Server processors are designed to deliver high throughput at low latency.
As a result, these processors are usually equipped with a few tens of
latency-optimized compute engines or processing cores. Meeting the
instruction and data demand of these cores requires a deep cache hierarchy
between the compute engines and the main memory. The last level of the
on-die SRAM cache hierarchy and the memory-side DRAM cache have lately
attracted significant attention from the researchers as well as industry
practitioners. In this talk, I will discuss some of the important
performance issues in the design of the on-die last-level SRAM cache and
the memory-side DRAM cache and their solutions arising from our research.

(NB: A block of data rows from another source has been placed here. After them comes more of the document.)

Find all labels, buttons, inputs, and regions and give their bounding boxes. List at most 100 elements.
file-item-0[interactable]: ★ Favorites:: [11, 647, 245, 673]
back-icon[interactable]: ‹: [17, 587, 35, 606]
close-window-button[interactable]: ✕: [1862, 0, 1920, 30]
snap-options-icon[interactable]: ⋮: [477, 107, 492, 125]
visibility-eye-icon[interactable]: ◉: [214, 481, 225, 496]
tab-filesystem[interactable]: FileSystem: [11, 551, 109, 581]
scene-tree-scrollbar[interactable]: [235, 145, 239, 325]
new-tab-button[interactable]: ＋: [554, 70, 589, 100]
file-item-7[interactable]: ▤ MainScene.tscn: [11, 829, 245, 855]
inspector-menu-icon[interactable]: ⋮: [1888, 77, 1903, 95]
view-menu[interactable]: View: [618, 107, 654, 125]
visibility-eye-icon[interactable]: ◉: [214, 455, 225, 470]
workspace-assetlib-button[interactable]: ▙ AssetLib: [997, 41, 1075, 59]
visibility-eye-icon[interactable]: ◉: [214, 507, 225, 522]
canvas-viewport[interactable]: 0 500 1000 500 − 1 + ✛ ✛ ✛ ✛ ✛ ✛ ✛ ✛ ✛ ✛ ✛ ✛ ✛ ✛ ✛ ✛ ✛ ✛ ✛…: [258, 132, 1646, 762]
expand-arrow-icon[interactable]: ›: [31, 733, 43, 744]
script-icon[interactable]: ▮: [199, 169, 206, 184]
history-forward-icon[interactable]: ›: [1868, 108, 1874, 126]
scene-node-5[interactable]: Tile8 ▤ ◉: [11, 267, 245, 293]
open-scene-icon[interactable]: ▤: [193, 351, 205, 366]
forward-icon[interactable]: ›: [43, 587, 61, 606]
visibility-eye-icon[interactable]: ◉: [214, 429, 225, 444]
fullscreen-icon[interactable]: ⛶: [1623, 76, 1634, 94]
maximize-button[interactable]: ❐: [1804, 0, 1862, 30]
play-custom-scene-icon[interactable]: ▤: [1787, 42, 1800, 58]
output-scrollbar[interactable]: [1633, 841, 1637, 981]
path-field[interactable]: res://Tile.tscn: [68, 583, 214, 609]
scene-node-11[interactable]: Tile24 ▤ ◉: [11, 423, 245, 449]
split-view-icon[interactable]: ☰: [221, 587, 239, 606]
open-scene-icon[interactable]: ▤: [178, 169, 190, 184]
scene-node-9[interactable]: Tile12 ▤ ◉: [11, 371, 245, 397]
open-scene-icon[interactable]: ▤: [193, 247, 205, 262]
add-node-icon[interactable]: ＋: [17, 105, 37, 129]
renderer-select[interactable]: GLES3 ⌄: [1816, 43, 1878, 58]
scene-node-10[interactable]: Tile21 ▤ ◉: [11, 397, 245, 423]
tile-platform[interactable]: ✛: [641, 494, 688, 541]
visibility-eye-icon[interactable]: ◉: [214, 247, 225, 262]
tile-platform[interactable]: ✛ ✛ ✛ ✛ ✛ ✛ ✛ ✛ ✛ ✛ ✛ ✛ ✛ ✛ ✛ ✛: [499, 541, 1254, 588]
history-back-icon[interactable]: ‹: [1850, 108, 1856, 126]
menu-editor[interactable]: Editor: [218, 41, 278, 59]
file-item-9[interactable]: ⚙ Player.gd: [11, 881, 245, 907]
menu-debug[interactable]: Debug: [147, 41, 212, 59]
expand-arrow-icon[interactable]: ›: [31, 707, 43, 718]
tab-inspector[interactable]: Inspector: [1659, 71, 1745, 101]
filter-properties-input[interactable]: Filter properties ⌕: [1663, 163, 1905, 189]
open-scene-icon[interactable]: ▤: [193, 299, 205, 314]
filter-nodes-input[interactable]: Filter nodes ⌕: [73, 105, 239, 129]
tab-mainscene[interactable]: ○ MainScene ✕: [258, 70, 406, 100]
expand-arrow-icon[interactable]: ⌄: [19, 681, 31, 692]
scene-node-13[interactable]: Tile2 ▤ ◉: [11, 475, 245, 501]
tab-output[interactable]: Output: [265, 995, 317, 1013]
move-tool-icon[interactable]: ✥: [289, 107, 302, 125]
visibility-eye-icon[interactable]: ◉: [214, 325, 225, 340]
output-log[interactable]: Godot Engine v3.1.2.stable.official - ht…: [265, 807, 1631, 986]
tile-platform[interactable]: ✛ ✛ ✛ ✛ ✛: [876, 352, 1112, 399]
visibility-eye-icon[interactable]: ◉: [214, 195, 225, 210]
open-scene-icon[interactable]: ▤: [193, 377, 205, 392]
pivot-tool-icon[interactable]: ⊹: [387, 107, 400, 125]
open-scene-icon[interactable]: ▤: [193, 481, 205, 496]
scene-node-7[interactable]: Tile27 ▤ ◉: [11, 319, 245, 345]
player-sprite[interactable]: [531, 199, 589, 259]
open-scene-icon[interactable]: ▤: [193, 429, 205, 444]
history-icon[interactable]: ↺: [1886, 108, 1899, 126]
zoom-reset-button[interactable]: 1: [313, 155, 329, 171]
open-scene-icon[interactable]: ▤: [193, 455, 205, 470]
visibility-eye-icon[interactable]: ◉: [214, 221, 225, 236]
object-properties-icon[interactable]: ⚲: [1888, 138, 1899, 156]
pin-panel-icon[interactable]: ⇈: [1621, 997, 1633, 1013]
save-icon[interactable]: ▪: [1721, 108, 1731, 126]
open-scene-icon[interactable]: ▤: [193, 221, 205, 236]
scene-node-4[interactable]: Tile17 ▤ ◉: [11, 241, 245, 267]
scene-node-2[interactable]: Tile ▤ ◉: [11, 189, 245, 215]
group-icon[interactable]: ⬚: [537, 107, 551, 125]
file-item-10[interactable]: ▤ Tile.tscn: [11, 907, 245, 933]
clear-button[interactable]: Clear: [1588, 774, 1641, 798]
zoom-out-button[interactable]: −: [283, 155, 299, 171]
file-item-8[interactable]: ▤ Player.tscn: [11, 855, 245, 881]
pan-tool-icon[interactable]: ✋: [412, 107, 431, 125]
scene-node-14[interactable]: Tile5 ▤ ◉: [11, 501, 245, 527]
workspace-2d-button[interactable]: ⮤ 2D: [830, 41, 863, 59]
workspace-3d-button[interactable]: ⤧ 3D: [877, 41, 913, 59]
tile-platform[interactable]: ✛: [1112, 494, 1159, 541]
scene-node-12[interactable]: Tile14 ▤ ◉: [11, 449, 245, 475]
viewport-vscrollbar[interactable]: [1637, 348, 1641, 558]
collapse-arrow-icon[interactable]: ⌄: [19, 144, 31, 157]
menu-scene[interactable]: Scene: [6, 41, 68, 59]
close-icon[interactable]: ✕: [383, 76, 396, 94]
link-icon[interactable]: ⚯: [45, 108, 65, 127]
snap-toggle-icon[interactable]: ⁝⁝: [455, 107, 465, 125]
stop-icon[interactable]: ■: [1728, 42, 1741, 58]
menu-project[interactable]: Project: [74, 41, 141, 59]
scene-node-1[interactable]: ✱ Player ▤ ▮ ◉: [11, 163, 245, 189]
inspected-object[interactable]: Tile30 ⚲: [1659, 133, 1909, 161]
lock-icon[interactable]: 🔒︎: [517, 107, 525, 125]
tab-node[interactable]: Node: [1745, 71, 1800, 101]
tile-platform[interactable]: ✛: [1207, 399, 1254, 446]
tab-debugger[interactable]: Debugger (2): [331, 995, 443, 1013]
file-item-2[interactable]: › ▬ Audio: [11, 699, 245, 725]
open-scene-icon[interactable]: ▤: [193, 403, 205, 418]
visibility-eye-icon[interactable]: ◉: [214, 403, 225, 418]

In particular, optimization of hit latency and miss count for the on-die
last-level SRAM cache and efficient maintenance of coherence information
across the on-die cache hierarchy will be discussed. For the memory-side
DRAM cache, I will touch upon the fundamental trade-offs between hit rate
and bandwidth optimization and discuss a few techniques to improve the
bandwidth delivery in systems equipped with such caches.

This talk will present a sampling of my research contributions of roughly
one decade done in collaboration with my students at IITK and external
collaborators primarily from Intel Microarchitecture Research Lab at
Bangalore and Intel Architecture Group at Bangalore and Haifa.